The spokes had not broken at the bend or the threads. They had snapped somewhere in the middle. The edges of the breaks showed no pinching, as they would if a cutter had been used.
A cruise through the Internet turned up some forum posts about bad OEM spokes of Asian origin a few years ago. I had seen failure of various OEM spokes myself, but never DTs. Another forum thread mentioned corrosive environments that weakened spokes. The spokes on this bike did show signs of that. They had a black finish. On close examination you could see cracks in that, and some crusty residue. I sanded away the black around one, carefully and gradually, to see if the crack extended into the metal beneath. In my test area it did not appear to.
I determined the proper length for replacement spokes and installed four. Put the wheel on the stand and tensioned the new spokes. Straight, smooth, round, the wheel looked good. I stepped away to work on something else before I put the bike back together.
BANG! A black spoke snapped, sending the nipple-end across the room.

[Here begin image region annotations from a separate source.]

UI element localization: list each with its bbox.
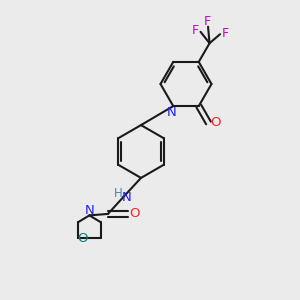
Text: O: O <box>78 232 88 245</box>
Text: N: N <box>85 203 94 217</box>
Text: H: H <box>114 187 123 200</box>
Text: F: F <box>204 15 211 28</box>
Text: N: N <box>167 106 177 119</box>
Text: F: F <box>222 26 229 40</box>
Text: N: N <box>122 191 131 204</box>
Text: O: O <box>129 207 140 220</box>
Text: O: O <box>211 116 221 130</box>
Text: F: F <box>192 24 199 37</box>
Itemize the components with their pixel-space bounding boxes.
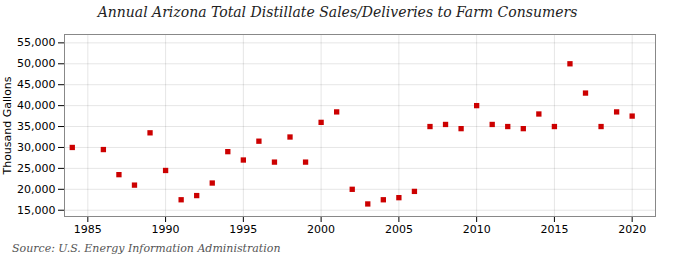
svg-text:30,000: 30,000: [17, 141, 56, 154]
svg-text:45,000: 45,000: [17, 78, 56, 91]
svg-text:35,000: 35,000: [17, 120, 56, 133]
svg-text:40,000: 40,000: [17, 99, 56, 112]
svg-text:2020: 2020: [618, 223, 646, 236]
svg-text:2000: 2000: [307, 223, 335, 236]
svg-text:2010: 2010: [463, 223, 491, 236]
svg-text:2015: 2015: [540, 223, 568, 236]
svg-text:Thousand Gallons: Thousand Gallons: [1, 76, 14, 175]
svg-text:1990: 1990: [152, 223, 180, 236]
svg-text:50,000: 50,000: [17, 57, 56, 70]
svg-text:20,000: 20,000: [17, 183, 56, 196]
html-text:Annual Arizona Total Distillat: Annual Arizona Total Distillate Sales/De…: [97, 4, 578, 20]
html-text:Source: U.S. Energy Informatio: Source: U.S. Energy Information Administ…: [12, 242, 281, 255]
svg-text:2005: 2005: [385, 223, 413, 236]
svg-text:15,000: 15,000: [17, 204, 56, 217]
svg-text:1995: 1995: [229, 223, 257, 236]
svg-text:25,000: 25,000: [17, 162, 56, 175]
svg-text:55,000: 55,000: [17, 36, 56, 49]
svg-text:1985: 1985: [74, 223, 102, 236]
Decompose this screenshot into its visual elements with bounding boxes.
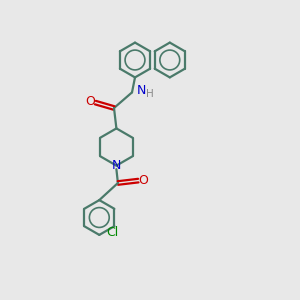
Text: O: O xyxy=(139,173,148,187)
Text: N: N xyxy=(136,84,146,98)
Text: H: H xyxy=(146,89,153,99)
Text: O: O xyxy=(86,95,95,108)
Text: N: N xyxy=(112,159,121,172)
Text: Cl: Cl xyxy=(106,226,118,239)
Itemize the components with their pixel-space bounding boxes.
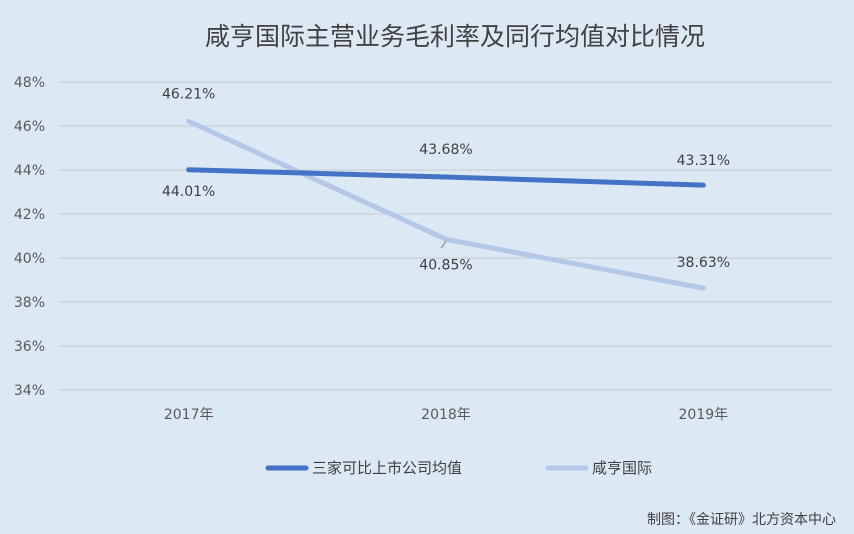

That's annoying. Glad I didn't have my eyeball down there, sighting along the truing stand calipers.
To me, that was the end of any stop-gap repair. This wheel needs to be rebuilt. To complicate the problem further, the non-drive-side spoke holes in the rim all showed little stress bulges. Nothing had cracked yet, but it made the rim a questionable candidate for the investment of parts and labor to respoke it. I don't know why the non-drive side would show stress that the drive side did not, but this wheel was clearly weird.
BANG! Another spoke fired off. That's it. This thing is dead. I took our spokes back out of it and set the remains by the rest of the bike, with some cloth draped over it as blast matting in case any other spokes decided to blow. It was less likely now that the tension had been reduced. Still, I didn't want any of us to have to dig a spoke fragment out of our leg.
While the front wheel had not misbehaved at all, its spokes had been in the same environment as the rear ones, and there are only 24 of them between the rider and a screaming face plant. Low spoke count wheels are technically strong enough for the stresses of performance riding, but they sacrifice most of their margin of safety by putting more and more load on fewer and fewer parts. When one part fails, the structure deviates much more than it would if more parts were carrying the load to begin with. Are you really going to rip down some exhilarating descent, congratulating yourself on the money you saved by not rebuilding or replacing that front wheel?
Not my decision. I did advise the owner to think about getting both wheels redone or replaced. Because he claimed -- as do they all -- that the bike barely had any miles on it, he was going to take up the matter with the shop where he bought it.
Barely any miles. Not that old. We hear that all the time. Your average ten-year-old bike is between fifteen and twenty years old. A guy brought us his 15-year-old Cannondales on Sunday, and they are 23 years old. Bikes we "just tuned up" show up in the repair records from two years ago.
Sunday started with barely enough work for the number of people on the schedule. We did not get a wave of check-ins, but the couple we did get kept us turning wrenches and looking useful until closing time. Summer has shrunk from the cheerful chaos of the 1990s and early 2000s to a brittle, somewhat desperate couple of months at best, starting on the Fourth of July weekend and not quite making it to Labor Day. But the warm weather can bring us little waves of business any time from now until the fall foliage fades.
2 comments:
Now we need a new term -- JHA, or "Just Hanging Around"...
I don't understand why riders aren't proud of the fact that their rides may be from the last century. Two of mine are. I like riding them, and by not replacing them with the latest models every few years, they've saved me thousands!
I have mixed feelings about your observations on how busy your shop is. From a short term customer point of view, you're always ready to get what I need done right away, but without a lot of business, maybe the shop won't be there next year...In fact, the shop I'd been using for 20+ years closed last Autumn, but another from another town expanded and recently took over the same address. I hope they're as good as the last one.
Preparing to write a post titled "It takes a village to support a bike shop."